Trump ironiza chefões das grandes empresas de tecnologia em conversas privadas, revela livro de jornalistas do The New York Times
O presidente dos Estados Unidos, Donald Trump, teria ridicularizado, em conversas privadas, as tentativas de aproximação de líderes das grandes empresas de tecnologia após sua vitória na eleição presidencial de 2024. A revelação consta no livro "Regime Change: Inside the Imperial Presidency of Donald Trump", escrito pelos jornalistas Jonathan Swan e Maggie Haberman, do The New York Times, cujos trechos começaram a circular na imprensa. Segundo a obra, Trump zombava do comportamento de figuras como Mark Zuckerberg, da Meta, e Jeff Bezos, da Amazon, que buscavam conquistar sua simpatia após o resultado eleitoral. A frase que teria sintetizado o sentimento do presidente foi direta: "Ficam me bajulando."
De acordo com os trechos divulgados, o fundador da Amazon, Jeff Bezos, teria adotado uma estratégia peculiar para se aproximar de Trump. Em conversas, o bilionário teria criticado os funcionários do jornal The Washington Post, qualificando-os como "terríveis", e sugerido que a compra do periódico foi um dos piores investimentos que já fez. A atitude de Bezos seria interpretada como uma tentativa de demonstrar alinhamento político com o presidente, distanciando-se da linha editorial historicamente crítica do jornal que controla. O episódio ilustra o esforço de magnatas do setor tecnológico para construir pontes com o novo governo.

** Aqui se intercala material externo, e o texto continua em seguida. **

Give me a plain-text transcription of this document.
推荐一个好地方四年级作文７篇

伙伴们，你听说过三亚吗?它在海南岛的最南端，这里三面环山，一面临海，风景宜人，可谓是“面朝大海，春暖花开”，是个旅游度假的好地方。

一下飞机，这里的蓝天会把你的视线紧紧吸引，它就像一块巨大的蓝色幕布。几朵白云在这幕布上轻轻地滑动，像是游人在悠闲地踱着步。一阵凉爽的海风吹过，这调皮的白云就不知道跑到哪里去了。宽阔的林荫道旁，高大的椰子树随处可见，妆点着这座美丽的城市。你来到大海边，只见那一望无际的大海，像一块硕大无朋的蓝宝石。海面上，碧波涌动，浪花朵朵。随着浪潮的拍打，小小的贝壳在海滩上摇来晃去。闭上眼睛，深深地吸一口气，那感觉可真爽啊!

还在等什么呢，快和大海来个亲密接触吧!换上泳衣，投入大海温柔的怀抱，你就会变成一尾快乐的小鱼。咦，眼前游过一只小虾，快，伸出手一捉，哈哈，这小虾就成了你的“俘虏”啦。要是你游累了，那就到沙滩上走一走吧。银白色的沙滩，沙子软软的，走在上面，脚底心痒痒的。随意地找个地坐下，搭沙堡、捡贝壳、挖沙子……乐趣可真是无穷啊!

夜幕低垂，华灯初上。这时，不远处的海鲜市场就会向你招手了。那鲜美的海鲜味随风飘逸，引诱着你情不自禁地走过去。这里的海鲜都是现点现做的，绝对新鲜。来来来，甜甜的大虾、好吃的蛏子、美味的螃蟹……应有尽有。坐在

Já o fundador e presidente da Meta, Mark Zuckerberg, adotou uma abordagem diferente, porém igualmente vista por Trump como bajulatória. O executivo teria enviado uma mensagem de texto ao presidente com uma carta escrita por um de seus filhos, na qual a criança expressava expectativa pelo que chamou de a "era de ouro da América". O gesto, que aparentemente buscava uma conexão pessoal e afetuosa, foi recebido por Trump com ironia. O presidente compartilhou o episódio em conversas com pessoas próximas, reforçando sua percepção de que os chefões do Vale do Silício estavam desesperados por sua aprovação.
Em um dos relatos mais reveladores do livro, Trump teria comentado o assunto diretamente com Elon Musk, o magnata mais rico do setor de tecnologia e também o maior financiador individual de sua campanha em 2024. O presidente disse a Musk algo como "pense em onde esses caras estavam em 2016", em uma referência aparente à postura que os mesmos líderes tecnológicos tinham em relação a ele durante seu primeiro mandato. A frase sugere que Trump via a mudança de atitude como hipócrita, já que muitos dos executivos que agora o cortejavam haviam mantido distância ou mesmo oposição ao longo dos anos anteriores.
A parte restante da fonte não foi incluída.